Barristan the Bold: Perceptive (assuming his character judgments are correct) and a supreme badass. Loved his second-last chapter.

 

The bad

 

The pacing, as discussed above. This is the elephant in the room.

 

Tyrion’s “where do whores go?” Luckily he stops after a while.

 

Arya’s training montage chapters – they didn’t grab me in AFFC and they don’t grab me here.

 

Things I noticed/missed

 

In the first three books, I missed the “R + L = J” hints, Renly & Loras, etc. In AFFC, I missed the hints that Sandor Clegane was still alive. How did I do in ADWD? Well, I recognised the jousting dwarfs immediately as the ones from Joffrey’s wedding, for which I can thank all the times I’ve read A Storm of Swords. On the other hand, I didn’t realise Manderly had cooked the missing Freys in the pies he served at Winterfell!

 

How did my predictions fare?

 

My pre-reading predictions fared poorly. I was sure Tormund Giantsbane would be a zombie the next time we saw him, and I was sure Stannis would murder his own daughter.
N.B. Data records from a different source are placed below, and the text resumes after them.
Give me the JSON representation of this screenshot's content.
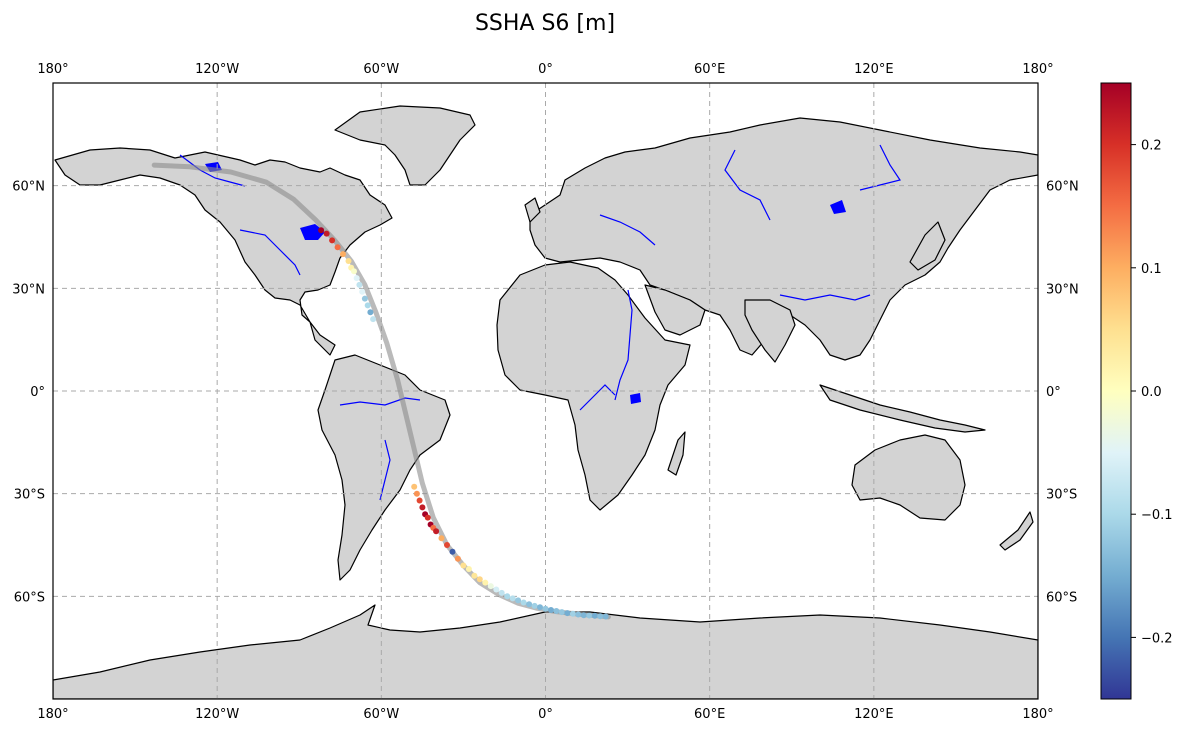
{
  "title": "SSHA S6 [m]",
  "chart_data": {
    "type": "scatter",
    "projection": "PlateCarree",
    "title": "SSHA S6 [m]",
    "xlim": [
      -180,
      180
    ],
    "ylim": [
      -90,
      90
    ],
    "grid": true,
    "x_ticks": [
      -180,
      -120,
      -60,
      0,
      60,
      120,
      180
    ],
    "x_tick_labels": [
      "180°",
      "120°W",
      "60°W",
      "0°",
      "60°E",
      "120°E",
      "180°"
    ],
    "y_ticks": [
      60,
      30,
      0,
      -30,
      -60
    ],
    "y_tick_labels": [
      "60°N",
      "30°N",
      "0°",
      "30°S",
      "60°S"
    ],
    "land_color": "#d3d3d3",
    "river_color": "#0000ff",
    "track_color": "#8c8c8c",
    "colormap": "RdYlBu_r",
    "colorbar": {
      "vmin": -0.25,
      "vmax": 0.25,
      "ticks": [
        -0.2,
        -0.1,
        0.0,
        0.1,
        0.2
      ],
      "tick_labels": [
        "−0.2",
        "−0.1",
        "0.0",
        "0.1",
        "0.2"
      ]
    },
    "track": {
      "lon": [
        -143,
        -130,
        -115,
        -102,
        -92,
        -84,
        -77,
        -71,
        -66,
        -62,
        -58,
        -54,
        -51,
        -48,
        -45,
        -41,
        -36,
        -30,
        -24,
        -17,
        -10,
        -3,
        4,
        12,
        18,
        23
      ],
      "lat": [
        66,
        65.5,
        64,
        61,
        56,
        50,
        44,
        38,
        31,
        23,
        14,
        3,
        -7,
        -17,
        -27,
        -37,
        -45,
        -51,
        -56,
        -59.5,
        -62,
        -63.5,
        -64.5,
        -65.2,
        -65.6,
        -66
      ]
    },
    "observations": {
      "lon": [
        -82,
        -80,
        -78,
        -76,
        -74,
        -72,
        -71,
        -70,
        -69,
        -68,
        -67,
        -66,
        -65,
        -64,
        -63,
        -48,
        -47,
        -46,
        -45,
        -44,
        -43,
        -42,
        -41,
        -40,
        -38,
        -36,
        -34,
        -32,
        -30,
        -28,
        -26,
        -24,
        -22,
        -20,
        -18,
        -16,
        -14,
        -12,
        -10,
        -8,
        -6,
        -4,
        -2,
        0,
        2,
        4,
        6,
        8,
        10,
        12,
        14,
        16,
        18,
        20,
        22
      ],
      "lat": [
        47,
        46,
        44,
        42,
        40,
        38,
        36,
        35,
        33,
        31,
        29,
        27,
        25,
        23,
        21,
        -28,
        -30,
        -32,
        -34,
        -36,
        -37,
        -39,
        -40,
        -41,
        -43,
        -45,
        -47,
        -49,
        -51,
        -52,
        -54,
        -55,
        -56,
        -57,
        -58,
        -59,
        -60,
        -60.6,
        -61.2,
        -61.8,
        -62.3,
        -62.8,
        -63.2,
        -63.6,
        -64,
        -64.3,
        -64.6,
        -64.9,
        -65.1,
        -65.3,
        -65.5,
        -65.6,
        -65.7,
        -65.8,
        -65.9
      ],
      "ssha": [
        0.25,
        0.22,
        0.2,
        0.15,
        0.1,
        0.05,
        0.02,
        -0.01,
        -0.05,
        -0.08,
        -0.05,
        -0.12,
        -0.1,
        -0.15,
        -0.08,
        0.08,
        0.12,
        0.18,
        0.22,
        0.25,
        0.2,
        0.25,
        0.15,
        0.22,
        0.1,
        0.18,
        -0.22,
        0.12,
        0.05,
        0.02,
        0.04,
        0.06,
        0.02,
        -0.03,
        -0.06,
        -0.08,
        -0.1,
        -0.09,
        -0.12,
        -0.1,
        -0.13,
        -0.11,
        -0.14,
        -0.12,
        -0.15,
        -0.13,
        -0.12,
        -0.15,
        -0.11,
        -0.13,
        -0.14,
        -0.12,
        -0.15,
        -0.13,
        -0.14
      ]
    }
  }
}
Neither came to pass, although I’ll roll that Stannis prediction into The Winds of Winter (assuming Bolton was bluffing and Stannis is really still alive).

 

Once the book started, my mid-stream predictions fared better:

 

Quentyn Martell’s death: Quentyn screamed “doomed” (or, less charitably, “loser”) from page 1 – the word one reviewer used to describe him, “hapless”, says it all – and his attempt at dragon theft was one of the stupidest plans in the entire series, possibly even outdoing anything dreamed up by Ned Stark.

 

Davos’ survival: Manderly’s moustache-twirling pronouncement of death just seemed too convenient, too orchestrated for the benefit of the watching Freys, especially coming from a man who was rebuilding his army.

 

Barristan: This one I got wrong; I didn’t expect so honourable a man to survive the book. Well, there’s always the next one…

 

Daenerys: I expected her to end the book minus her army, minus her followers, but heading for Westeros. The first part of that prediction came true in a way I didn’t imagine, but the book’s pacing ruled out the final part.

 

Characters I feel sorry for

 

This being a GRRM book, there is quite the body count (at first I was counting the beheadings – I gave up after three or four). There were a few I felt particularly sorry for, though…

 

Jon Connington, aka Griff: The poor man lives decades in exile, and by the time he does finally return home at the head of an army, he’s dying of a horrible illness.

 

Ser Kevan Lannister: Killed because he was doing too good a job of delivering peace, order and good government! Not a surprise that he met his end, but, as Varys acknowledged, he deserved better.

 

For the Europa Universalis players amongst you

 

Doesn’t Daenerys’ storyline seem like a badboy war in a Paradox game, exacerbated by choosing the wrong choice at every step along an event chain?